Reputation: 56
I have dedicate server with 3.1GHz single quad core CPU with 32 GB RAM. It works as a web server and configured to: Apache 2.4 + MPM Worker + Mod_fcgid
When I run top command, I see high CPU usage by PHP processes of website. Below is a snapshot
Tasks: 193 total, 1 running, 112 sleeping, 1 stopped, 79 zombie
Cpu(s): 84.0%us, 1.4%sy, 0.0%ni, 12.3%id, 2.3%wa, 0.0%hi, 0.0%si, 0.0%st
Mem: 33554432k total, 26637508k used, 6916924k free, 0k buffers
Swap: 0k total, 0k used, 0k free, 10471152k cached
PID USER PR NI VIRT RES SHR S %CPU %MEM TIME+ COMMAND
8415 mysql 20 0 12.5g 4.1g 6348 S 115.1 12.8 5107:00 mysqld
18687 domainus 20 0 303m 110m 44m S 64.5 0.3 1:05.51 php
18728 domainus 20 0 311m 118m 46m S 42.7 0.4 1:00.57 php
18732 domainus 20 0 333m 140m 45m S 40.3 0.4 1:19.61 php
17371 domainus 20 0 306m 114m 46m S 32.5 0.3 0:57.16 php
18726 domainus 20 0 278m 87m 47m S 24.8 0.3 1:48.62 php
14765 domainus 20 0 324m 133m 47m S 17.7 0.4 4:00.94 php
I want to be sure that, my Apache configuration is right and the problem is with the PHP code, any suggestions on how to drill down the issue?
Upvotes: 1
Views: 12728
Reputation: 126
I think the bottleneck here is your MySQL as its consuming most of cpu and php most probability is making those querying.

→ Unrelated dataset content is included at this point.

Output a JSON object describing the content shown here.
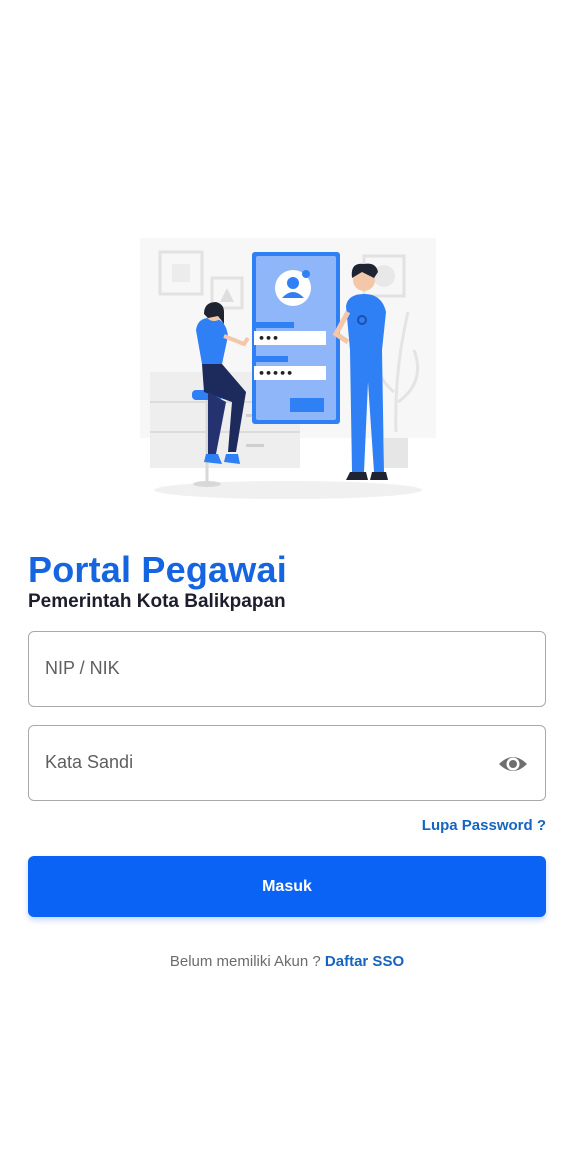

The issue could be due to poor php code.
Correct way to drill down the problem so make use of php profiler and see which function is taking time and then dealing with appropriately. Like db interaction is taking time then try to cache queries, batch queries to avoid concurrency issues.
Upvotes: 1
Reputation: 1548
My suggestion would be to run the PHP from the command line and see what happens. If possible turn off Apache beforehand. Also try running the same site/PHP on a different server. If you have no other server available you can use a Vagrant box. One can easily create a box with PHP and Apache using Puphpet.
If no problems arise while running these tests try disabling PHP in Apache and request some plain HTML pages.